A Montecitorio il secondo via libera ha incassato 431 voti favorevoli, 71 contrari e 38 astenuti. Viene così approvato l’articolo 13 del provvedimento che definisce nuovi reati, come quelli di concussione per induzione e traffico di influenze illecite. Le nuove norme prevedono che il pubblico ufficiale o l’incaricato di pubblico servizio che abusi della sua funzione o dei suoi poteri, inducendo a dare o a promettere indebitamente allo stesso pubblico ufficiale o ad una terza persona denaro o altra utilità è punito con la reclusione da 3 a 8 anni. Per quel che riguarda il traffico di influenze illecite le nuove norme stabiliscono che chiunque, fuori dai casi di concorso in altri reati, "sfruttando relazioni esistenti con un pubblico ufficiale o con un incaricato di pubblico servizio, indebitamente fa dare o promettere, a sè o ad altri, denaro o altro vantaggio patrimoniale, come prezzo della propria mediazione illecita, ovvero per remunerare il pubblico ufficiale o l’incaricato di un pubblico servizio", sia punito con la reclusione da uno a 3 anni. Identica pena è prevista per chi dia o prometta denaro o altri vantaggi di carattere patrimoniale. La pena viene aumentata nel caso in cui chi indebitamente fa dare o promettere denaro o altri vantaggi patrimoniali ha la qualifica di pubblico ufficiale o di incaricato di pubblico servizio. Le pene sono ulteriormente aumentate nel caso in cui i fatti siano commessi in relazione all’esercizio di attività giudiziarie.

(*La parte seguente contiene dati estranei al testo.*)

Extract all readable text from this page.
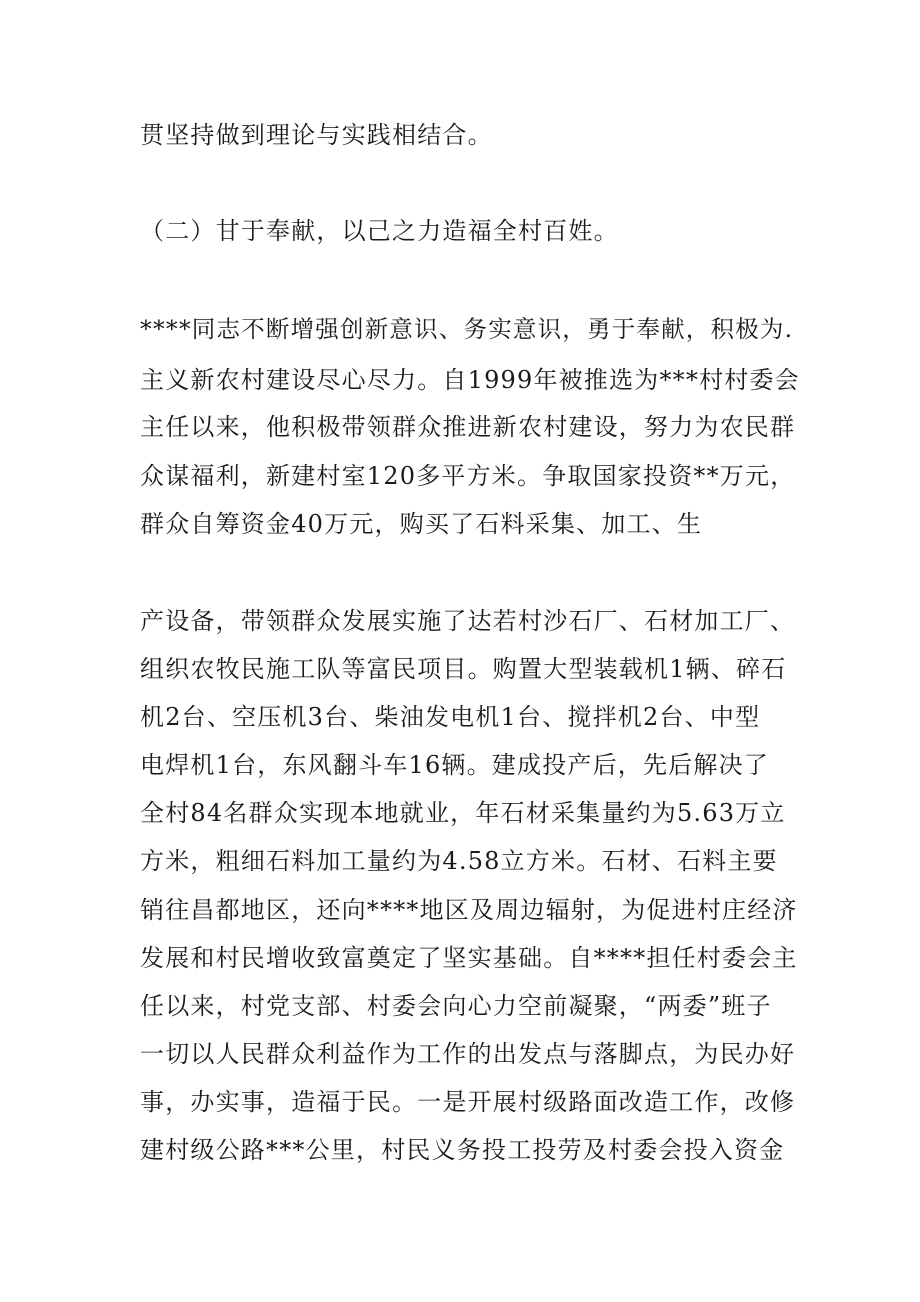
贯坚持做到理论与实践相结合。
（二）甘于奉献，以己之力造福全村百姓。
****同志不断增强创新意识、务实意识，勇于奉献，积极为.
主义新农村建设尽心尽力。自1999年被推选为***村村委会
主任以来，他积极带领群众推进新农村建设，努力为农民群
众谋福利，新建村室120多平方米。争取国家投资**万元，
群众自筹资金40万元，购买了石料采集、加工、生
产设备，带领群众发展实施了达若村沙石厂、石材加工厂、
组织农牧民施工队等富民项目。购置大型装载机1辆、碎石
机2台、空压机3台、柴油发电机1台、搅拌机2台、中型
电焊机1台，东风翻斗车16辆。建成投产后，先后解决了
全村84名群众实现本地就业，年石材采集量约为5.63万立
方米，粗细石料加工量约为4.58立方米。石材、石料主要
销往昌都地区，还向****地区及周边辐射，为促进村庄经济
发展和村民增收致富奠定了坚实基础。自****担任村委会主
任以来，村党支部、村委会向心力空前凝聚，“两委”班子
一切以人民群众利益作为工作的出发点与落脚点，为民办好
事，办实事，造福于民。一是开展村级路面改造工作，改修
建村级公路***公里，村民义务投工投劳及村委会投入资金
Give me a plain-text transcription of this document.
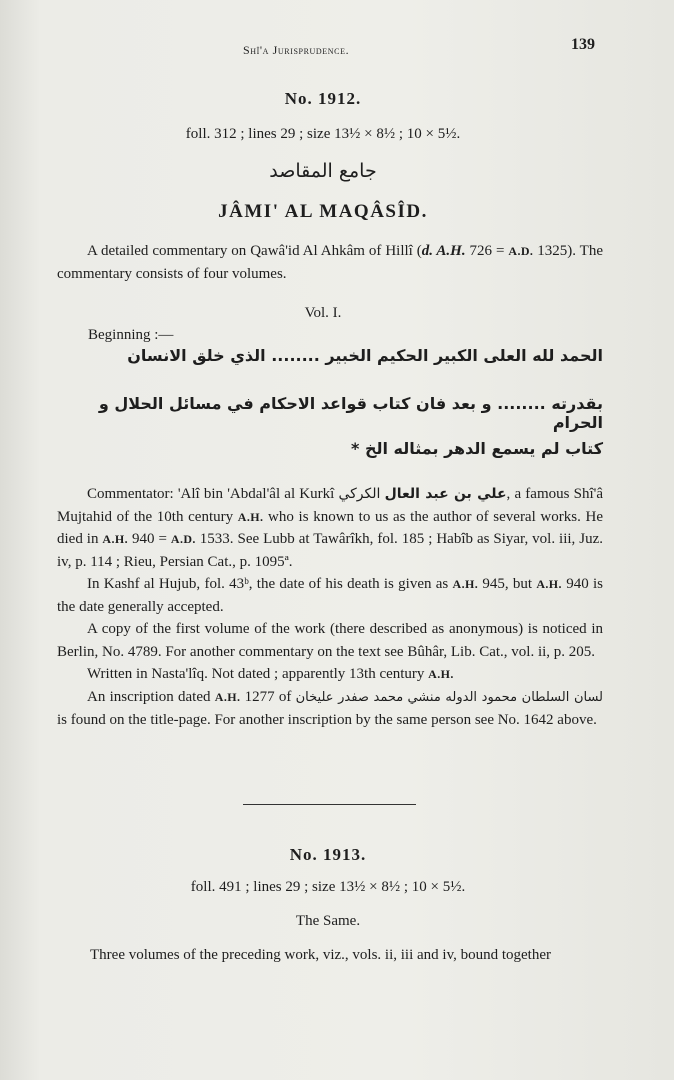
Shî'a Jurisprudence.	139
No. 1912.
foll. 312 ; lines 29 ; size 13½ × 8½ ; 10 × 5½.
جامع المقاصد
JÂMI' AL MAQÂSÎD.

A detailed commentary on Qawâ'id Al Ahkâm of Hillî (d. A.H. 726 = A.D. 1325). The commentary consists of four volumes.

Vol. I.
Beginning :—
الحمد لله العلى الكبير الحكيم الخبير ........ الذي خلق الانسان
بقدرته ........ و بعد فان كتاب قواعد الاحكام في مسائل الحلال و الحرام
كتاب لم يسمع الدهر بمثاله الخ *

Commentator: 'Alî bin 'Abdal'âl al Kurkî	علي بن عبد العال الكركي	, a famous Shî'â Mujtahid of the 10th century A.H. who is known to us as the author of several works. He died in A.H. 940 = A.D. 1533. See Lubb at Tawârîkh, fol. 185 ; Habîb as Siyar, vol. iii, Juz. iv, p. 114 ; Rieu, Persian Cat., p. 1095ª.

In Kashf al Hujub, fol. 43ᵇ, the date of his death is given as A.H. 945, but A.H. 940 is the date generally accepted.

A copy of the first volume of the work (there described as anonymous) is noticed in Berlin, No. 4789. For another commentary on the text see Bûhâr, Lib. Cat., vol. ii, p. 205.

Written in Nasta'lîq. Not dated ; apparently 13th century A.H.

An inscription dated A.H. 1277 of	لسان السلطان محمود الدوله منشي محمد صفدر عليخان is found on the title-page. For another inscription by the same person see No. 1642 above.

No. 1913.
foll. 491 ; lines 29 ; size 13½ × 8½ ; 10 × 5½.
The Same.

Three volumes of the preceding work, viz., vols. ii, iii and iv, bound together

La terza ed ultima delle fiducie poste a Montecitorio dal governo sul ddl anticorruzione è passata con 430 voti a favore, 70 contrari e 25 astenuti. L’articolo 14 introduce nell’ordinamento italiano il reato di corruzione tra privati. Il che significa che i vertici di una società che in cambio di denaro o di altre utilità per loro o per altri compiano od omettano atti in violazione degli obblighi inerenti al proprio ufficio o di quelli di fedeltà, cagionando un danno alla società stessa, rischiano il carcere da 1 a 3 anni. La pena della reclusione fino a 1 anno e 6 mesi si applica anche se il fatto è commesso da chi è sottoposto alla direzione o alla vigilanza di uno dei soggetti ai vertici delle società. Analoga condanna rischia chi dà o promette denaro o altra utilità a questi stessi soggetti.

Le pene raddoppiano se si tratta di società quotate in Borsa, nei mercati italiani o europei, o con titoli diffusi tra il pubblico "in misura rilevante".